I just started hardscaping my 20 gallon today, and I was putting the 3 bags of fluorite that seachem suggested in, and it came out to about 5 inches of substrate!! This was obviously too much, so I took a bunch out, and now I'd say the substrate is about 3 inches above the bottom rim (so probably 4 inches total.)

So, for planted tanks I've read that 3 inches is what to aim for (in fact that's what seachem says too I believe.) Is this true? Is is basically to let the plants take root and what not? Is 4 inches too much? Am I basically wasting substrate by putting that much in my tank. Aka could I take an inch out an use it in another tank?

And for non planted tanks it's pretty much anything goes right?

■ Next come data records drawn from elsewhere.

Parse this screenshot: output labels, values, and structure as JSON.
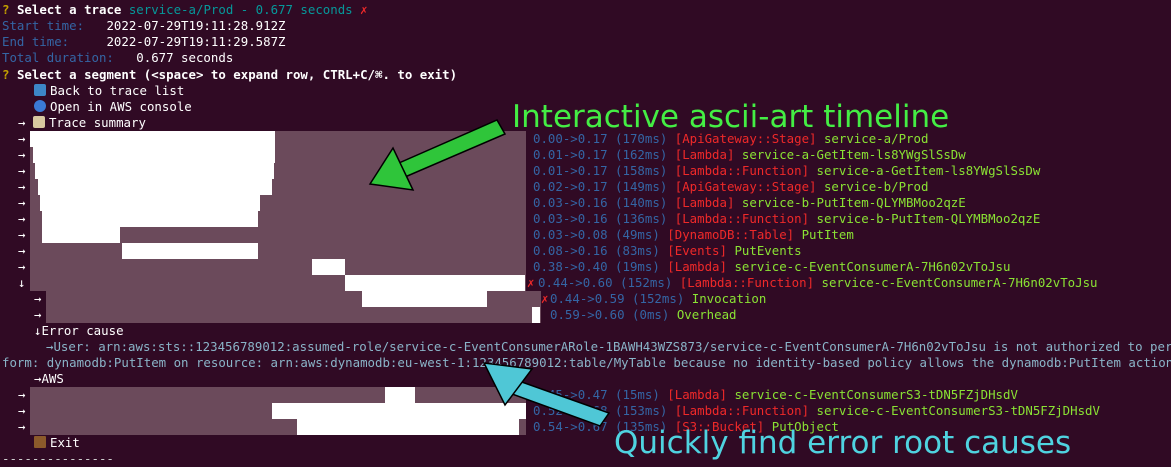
{
  "header": {
    "q1_mark": "?",
    "select_trace_label": "Select a trace",
    "selected_trace": "service-a/Prod - 0.677 seconds",
    "error_mark": "✗",
    "start_label": "Start time:",
    "start_value": "2022-07-29T19:11:28.912Z",
    "end_label": "End time:",
    "end_value": "2022-07-29T19:11:29.587Z",
    "duration_label": "Total duration:",
    "duration_value": "0.677 seconds",
    "q2_mark": "?",
    "select_segment_prompt": "Select a segment (<space> to expand row, CTRL+C/⌘. to exit)"
  },
  "menu": {
    "back": "Back to trace list",
    "open_console": "Open in AWS console",
    "summary": "Trace summary"
  },
  "arrows": {
    "right": "→",
    "down": "↓"
  },
  "segments": [
    {
      "timing": "0.00->0.17 (170ms)",
      "type": "[ApiGateway::Stage]",
      "name": "service-a/Prod",
      "err": false
    },
    {
      "timing": "0.01->0.17 (162ms)",
      "type": "[Lambda]",
      "name": "service-a-GetItem-ls8YWgSlSsDw",
      "err": false
    },
    {
      "timing": "0.01->0.17 (158ms)",
      "type": "[Lambda::Function]",
      "name": "service-a-GetItem-ls8YWgSlSsDw",
      "err": false
    },
    {
      "timing": "0.02->0.17 (149ms)",
      "type": "[ApiGateway::Stage]",
      "name": "service-b/Prod",
      "err": false
    },
    {
      "timing": "0.03->0.16 (140ms)",
      "type": "[Lambda]",
      "name": "service-b-PutItem-QLYMBMoo2qzE",
      "err": false
    },
    {
      "timing": "0.03->0.16 (136ms)",
      "type": "[Lambda::Function]",
      "name": "service-b-PutItem-QLYMBMoo2qzE",
      "err": false
    },
    {
      "timing": "0.03->0.08 (49ms)",
      "type": "[DynamoDB::Table]",
      "name": "PutItem",
      "err": false
    },
    {
      "timing": "0.08->0.16 (83ms)",
      "type": "[Events]",
      "name": "PutEvents",
      "err": false
    },
    {
      "timing": "0.38->0.40 (19ms)",
      "type": "[Lambda]",
      "name": "service-c-EventConsumerA-7H6n02vToJsu",
      "err": false
    },
    {
      "timing": "0.44->0.60 (152ms)",
      "type": "[Lambda::Function]",
      "name": "service-c-EventConsumerA-7H6n02vToJsu",
      "err": true
    },
    {
      "timing": "0.44->0.59 (152ms)",
      "type": "",
      "name": "Invocation",
      "err": true
    },
    {
      "timing": "0.59->0.60 (0ms)",
      "type": "",
      "name": "Overhead",
      "err": false
    }
  ],
  "error_cause": {
    "label": "Error cause",
    "line1": "→User: arn:aws:sts::123456789012:assumed-role/service-c-EventConsumerARole-1BAWH43WZS873/service-c-EventConsumerA-7H6n02vToJsu is not authorized to per",
    "line2": "form: dynamodb:PutItem on resource: arn:aws:dynamodb:eu-west-1:123456789012:table/MyTable because no identity-based policy allows the dynamodb:PutItem action",
    "aws_label": "→AWS"
  },
  "segments2": [
    {
      "timing": "0.45->0.47 (15ms)",
      "type": "[Lambda]",
      "name": "service-c-EventConsumerS3-tDN5FZjDHsdV"
    },
    {
      "timing": "0.52->0.68 (153ms)",
      "type": "[Lambda::Function]",
      "name": "service-c-EventConsumerS3-tDN5FZjDHsdV"
    },
    {
      "timing": "0.54->0.67 (135ms)",
      "type": "[S3::Bucket]",
      "name": "PutObject"
    }
  ],
  "exit_label": "Exit",
  "footer_rule": "---------------",
  "annotations": {
    "timeline": "Interactive ascii-art timeline",
    "errors": "Quickly find error root causes",
    "timeline_color": "#44ee44",
    "errors_color": "#4fd3e0"
  }
}
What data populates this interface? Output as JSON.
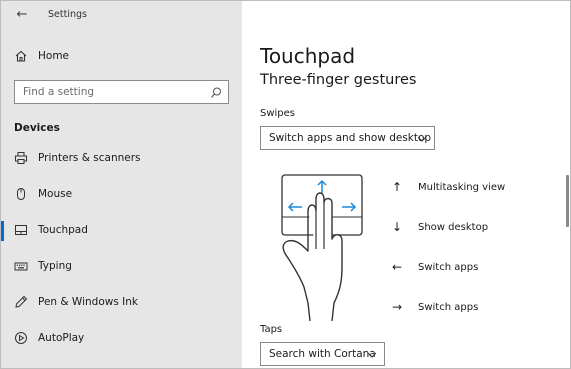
{
  "window": {
    "title": "Settings",
    "back_icon": "back-arrow-icon",
    "controls": {
      "minimize": "—",
      "maximize": "☐",
      "close": "✕"
    }
  },
  "sidebar": {
    "home": {
      "label": "Home",
      "icon": "home-icon"
    },
    "search": {
      "placeholder": "Find a setting",
      "icon": "search-icon"
    },
    "section": "Devices",
    "items": [
      {
        "label": "Printers & scanners",
        "icon": "printer-icon",
        "active": false
      },
      {
        "label": "Mouse",
        "icon": "mouse-icon",
        "active": false
      },
      {
        "label": "Touchpad",
        "icon": "touchpad-icon",
        "active": true
      },
      {
        "label": "Typing",
        "icon": "keyboard-icon",
        "active": false
      },
      {
        "label": "Pen & Windows Ink",
        "icon": "pen-icon",
        "active": false
      },
      {
        "label": "AutoPlay",
        "icon": "autoplay-icon",
        "active": false
      }
    ]
  },
  "main": {
    "title": "Touchpad",
    "subtitle": "Three-finger gestures",
    "swipes": {
      "label": "Swipes",
      "value": "Switch apps and show desktop"
    },
    "gesture_legend": [
      {
        "arrow": "↑",
        "label": "Multitasking view"
      },
      {
        "arrow": "↓",
        "label": "Show desktop"
      },
      {
        "arrow": "←",
        "label": "Switch apps"
      },
      {
        "arrow": "→",
        "label": "Switch apps"
      }
    ],
    "taps": {
      "label": "Taps",
      "value": "Search with Cortana"
    }
  },
  "colors": {
    "accent": "#0a6cc9",
    "sidebar_bg": "#e6e6e6",
    "gesture_arrow": "#1e88d8"
  }
}
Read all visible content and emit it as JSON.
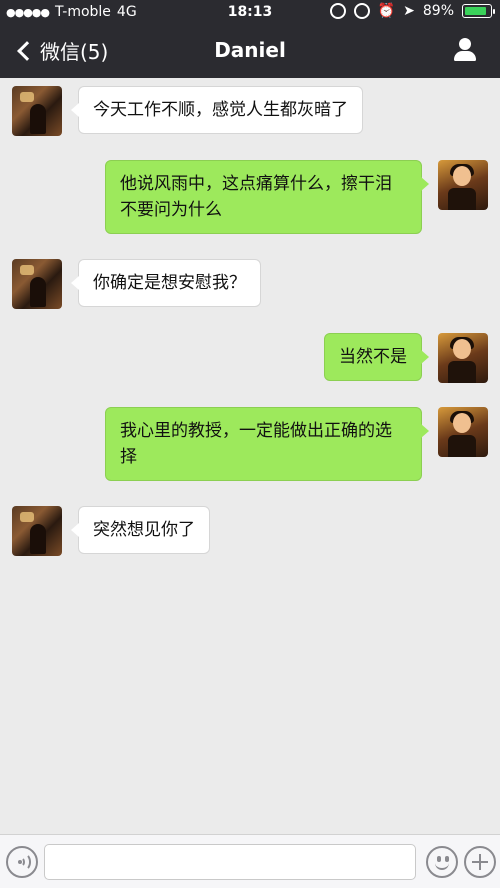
{
  "status_bar": {
    "signal_dots": "●●●●●",
    "carrier": "T-moble",
    "network": "4G",
    "time": "18:13",
    "battery_percent": "89%",
    "battery_level": 0.89
  },
  "nav": {
    "back_label": "微信(5)",
    "title": "Daniel"
  },
  "messages": [
    {
      "side": "in",
      "text": "今天工作不顺，感觉人生都灰暗了"
    },
    {
      "side": "out",
      "text": "他说风雨中，这点痛算什么，擦干泪不要问为什么"
    },
    {
      "side": "in",
      "text": "你确定是想安慰我？"
    },
    {
      "side": "out",
      "text": "当然不是"
    },
    {
      "side": "out",
      "text": "我心里的教授，一定能做出正确的选择"
    },
    {
      "side": "in",
      "text": "突然想见你了"
    }
  ],
  "composer": {
    "value": "",
    "icons": [
      "voice-icon",
      "emoji-icon",
      "plus-icon"
    ]
  },
  "colors": {
    "header_bg": "#2b2b30",
    "chat_bg": "#ebebeb",
    "outgoing_bubble": "#9de95c",
    "incoming_bubble": "#ffffff"
  }
}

Just thought I'd make a nice search friendly thread for everyone.

EDIT: Nevermind, I'm at 3 inches. But the thread is still a good idea.
 
I keep my sand at about 3 inches in areas where my blood parrot isnt digging, but my gravel is about 2 inches so id say your right on track between 3 and 4 regardless of planted or not.
 
2-4 inch is about average. i know people who have gone 5+ inch and some who done 1 inch. a good idea isnt to keep the whole substrate level but make a slop that adds depth. a lot has to do with with you are keeping. if you have swords a deeper substrate would be better for the root system. if you keeping anubias java ferns the depth wont matter.
 
Two inches of that expensive stuff is enough. If you have many stem plants, you don't even need that much. It doesn't have to be leveled either. Deeper for areas that are for rooted plants.

I use ADA and never did more than 2 inches.